Iteratively optimize prompt structure to meet target metrics.
Args:
model_id: The model to optimize for
task_description: Description of the task
base_prompt: Starting prompt template
optimization_targets: Dict with targets like "max_tokens", "throughput"
Returns:
Optimized prompt template
"""
# Implementation would include:
# 1. Variations of the prompt (more concise, different formatting, etc.)
# 2. Testing each variation for performance
# 3. Selecting the best variation based on targets
# 4. Possibly using the model itself to help optimize further
pass
Conclusion and Long-Term Roadmap
This document provides a starting point for understanding prompt structure differences across AWS Bedrock models.
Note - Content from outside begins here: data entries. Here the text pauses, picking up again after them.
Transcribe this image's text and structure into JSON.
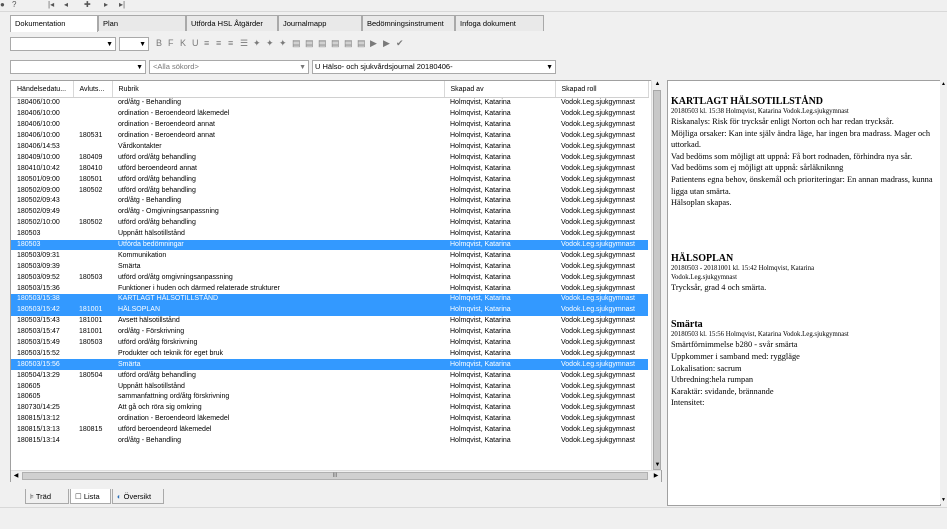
{
  "topnav": {
    "icons": [
      "refresh-icon",
      "help-icon",
      "first-icon",
      "prev-icon",
      "plus-icon",
      "next-icon",
      "last-icon"
    ],
    "glyphs": [
      "●",
      "?",
      "|◂",
      "◂",
      "✚",
      "▸",
      "▸|"
    ]
  },
  "tabs": [
    {
      "label": "Dokumentation",
      "active": true
    },
    {
      "label": "Plan",
      "active": false
    },
    {
      "label": "Utförda HSL Åtgärder",
      "active": false
    },
    {
      "label": "Journalmapp",
      "active": false
    },
    {
      "label": "Bedömningsinstrument",
      "active": false
    },
    {
      "label": "Infoga dokument",
      "active": false
    }
  ],
  "toolbar": {
    "font_value": "",
    "size_value": "",
    "icons": [
      "B",
      "F",
      "K",
      "U",
      "≡",
      "≡",
      "≡",
      "☰",
      "✦",
      "✦",
      "✦",
      "▤",
      "▤",
      "▤",
      "▤",
      "▤",
      "▤",
      "▶",
      "▶",
      "✔"
    ]
  },
  "filter": {
    "first_value": "",
    "search_placeholder": "<Alla sökord>",
    "journal_value": "U Hälso- och sjukvårdsjournal 20180406-"
  },
  "list": {
    "columns": [
      "Händelsedatu...",
      "Avluts...",
      "Rubrik",
      "Skapad av",
      "Skapad roll"
    ],
    "rows": [
      [
        "180406/10:00",
        "",
        "ord/åtg - Behandling",
        "Holmqvist, Katarina",
        "Vodok.Leg.sjukgymnast",
        false
      ],
      [
        "180406/10:00",
        "",
        "ordination - Beroendeord läkemedel",
        "Holmqvist, Katarina",
        "Vodok.Leg.sjukgymnast",
        false
      ],
      [
        "180406/10:00",
        "",
        "ordination - Beroendeord annat",
        "Holmqvist, Katarina",
        "Vodok.Leg.sjukgymnast",
        false
      ],
      [
        "180406/10:00",
        "180531",
        "ordination - Beroendeord annat",
        "Holmqvist, Katarina",
        "Vodok.Leg.sjukgymnast",
        false
      ],
      [
        "180406/14:53",
        "",
        "Vårdkontakter",
        "Holmqvist, Katarina",
        "Vodok.Leg.sjukgymnast",
        false
      ],
      [
        "180409/10:00",
        "180409",
        "utförd ord/åtg behandling",
        "Holmqvist, Katarina",
        "Vodok.Leg.sjukgymnast",
        false
      ],
      [
        "180410/10:42",
        "180410",
        "utförd beroendeord annat",
        "Holmqvist, Katarina",
        "Vodok.Leg.sjukgymnast",
        false
      ],
      [
        "180501/09:00",
        "180501",
        "utförd ord/åtg behandling",
        "Holmqvist, Katarina",
        "Vodok.Leg.sjukgymnast",
        false
      ],
      [
        "180502/09:00",
        "180502",
        "utförd ord/åtg behandling",
        "Holmqvist, Katarina",
        "Vodok.Leg.sjukgymnast",
        false
      ],
      [
        "180502/09:43",
        "",
        "ord/åtg - Behandling",
        "Holmqvist, Katarina",
        "Vodok.Leg.sjukgymnast",
        false
      ],
      [
        "180502/09:49",
        "",
        "ord/åtg - Omgivningsanpassning",
        "Holmqvist, Katarina",
        "Vodok.Leg.sjukgymnast",
        false
      ],
      [
        "180502/10:00",
        "180502",
        "utförd ord/åtg behandling",
        "Holmqvist, Katarina",
        "Vodok.Leg.sjukgymnast",
        false
      ],
      [
        "180503",
        "",
        "Uppnått hälsotillstånd",
        "Holmqvist, Katarina",
        "Vodok.Leg.sjukgymnast",
        false
      ],
      [
        "180503",
        "",
        "Utförda bedömningar",
        "Holmqvist, Katarina",
        "Vodok.Leg.sjukgymnast",
        true
      ],
      [
        "180503/09:31",
        "",
        "Kommunikation",
        "Holmqvist, Katarina",
        "Vodok.Leg.sjukgymnast",
        false
      ],
      [
        "180503/09:39",
        "",
        "Smärta",
        "Holmqvist, Katarina",
        "Vodok.Leg.sjukgymnast",
        false
      ],
      [
        "180503/09:52",
        "180503",
        "utförd ord/åtg omgivningsanpassning",
        "Holmqvist, Katarina",
        "Vodok.Leg.sjukgymnast",
        false
      ],
      [
        "180503/15:36",
        "",
        "Funktioner i huden och därmed relaterade strukturer",
        "Holmqvist, Katarina",
        "Vodok.Leg.sjukgymnast",
        false
      ],
      [
        "180503/15:38",
        "",
        "KARTLAGT HÄLSOTILLSTÅND",
        "Holmqvist, Katarina",
        "Vodok.Leg.sjukgymnast",
        true
      ],
      [
        "180503/15:42",
        "181001",
        "HÄLSOPLAN",
        "Holmqvist, Katarina",
        "Vodok.Leg.sjukgymnast",
        true
      ],
      [
        "180503/15:43",
        "181001",
        "Avsett hälsotillstånd",
        "Holmqvist, Katarina",
        "Vodok.Leg.sjukgymnast",
        false
      ],
      [
        "180503/15:47",
        "181001",
        "ord/åtg - Förskrivning",
        "Holmqvist, Katarina",
        "Vodok.Leg.sjukgymnast",
        false
      ],
      [
        "180503/15:49",
        "180503",
        "utförd ord/åtg förskrivning",
        "Holmqvist, Katarina",
        "Vodok.Leg.sjukgymnast",
        false
      ],
      [
        "180503/15:52",
        "",
        "Produkter och teknik för eget bruk",
        "Holmqvist, Katarina",
        "Vodok.Leg.sjukgymnast",
        false
      ],
      [
        "180503/15:56",
        "",
        "Smärta",
        "Holmqvist, Katarina",
        "Vodok.Leg.sjukgymnast",
        true
      ],
      [
        "180504/13:29",
        "180504",
        "utförd ord/åtg behandling",
        "Holmqvist, Katarina",
        "Vodok.Leg.sjukgymnast",
        false
      ],
      [
        "180605",
        "",
        "Uppnått hälsotillstånd",
        "Holmqvist, Katarina",
        "Vodok.Leg.sjukgymnast",
        false
      ],
      [
        "180605",
        "",
        "sammanfattning ord/åtg förskrivning",
        "Holmqvist, Katarina",
        "Vodok.Leg.sjukgymnast",
        false
      ],
      [
        "180730/14:25",
        "",
        "Att gå och röra sig omkring",
        "Holmqvist, Katarina",
        "Vodok.Leg.sjukgymnast",
        false
      ],
      [
        "180815/13:12",
        "",
        "ordination - Beroendeord läkemedel",
        "Holmqvist, Katarina",
        "Vodok.Leg.sjukgymnast",
        false
      ],
      [
        "180815/13:13",
        "180815",
        "utförd beroendeord läkemedel",
        "Holmqvist, Katarina",
        "Vodok.Leg.sjukgymnast",
        false
      ],
      [
        "180815/13:14",
        "",
        "ord/åtg - Behandling",
        "Holmqvist, Katarina",
        "Vodok.Leg.sjukgymnast",
        false
      ]
    ],
    "hscroll_grip": "III"
  },
  "bottom_tabs": [
    {
      "label": "Träd",
      "icon": "tree-icon",
      "active": false
    },
    {
      "label": "Lista",
      "icon": "list-icon",
      "active": true
    },
    {
      "label": "Översikt",
      "icon": "overview-icon",
      "active": false
    }
  ],
  "doc": {
    "sections": [
      {
        "heading": "KARTLAGT HÄLSOTILLSTÅND",
        "meta": [
          "20180503 kl. 15:38  Holmqvist, Katarina  Vodok.Leg.sjukgymnast"
        ],
        "lines": [
          "Riskanalys: Risk för trycksår enligt Norton och har redan trycksår.",
          "Möjliga orsaker: Kan inte själv ändra läge, har ingen bra madrass. Mager och uttorkad.",
          "Vad bedöms som möjligt att uppnå: Få bort rodnaden, förhindra nya sår.",
          "Vad bedöms som ej möjligt att uppnå: sårläkniknng",
          "Patientens egna behov, önskemål och prioriteringar: En annan madrass, kunna ligga utan smärta.",
          "Hälsoplan skapas."
        ]
      },
      {
        "heading": "HÄLSOPLAN",
        "meta": [
          "20180503 - 20181001 kl. 15:42  Holmqvist, Katarina",
          "Vodok.Leg.sjukgymnast"
        ],
        "lines": [
          "Trycksår, grad 4 och smärta."
        ]
      },
      {
        "heading": "Smärta",
        "meta": [
          "20180503 kl. 15:56  Holmqvist, Katarina  Vodok.Leg.sjukgymnast"
        ],
        "lines": [
          "Smärtförnimmelse b280  - svår smärta",
          "Uppkommer i samband med: ryggläge",
          "Lokalisation: sacrum",
          "Utbredning:hela rumpan",
          "Karaktär: svidande, brännande",
          "Intensitet:"
        ]
      }
    ]
  },
  "colors": {
    "selection": "#3399ff"
  }
}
A comprehensive suite would include:
- Expanded model coverage - Detailed templates for all available models
- Task-specific libraries - Optimized templates for each common task
- Automatic formatting layer - A library to automatically format prompts for any model
- Performance benchmarks - Regular testing of prompt efficiency across models
- Token optimization techniques - Advanced strategies for minimal token usage
- Multi-modal prompting - Specialized techniques for text+image models
- Quota simulator - Tools to predict quota usage based on prompt design
In future iterations, we’ll explore each model family in depth, with specific techniques for maximizing throughput while maintaining quality.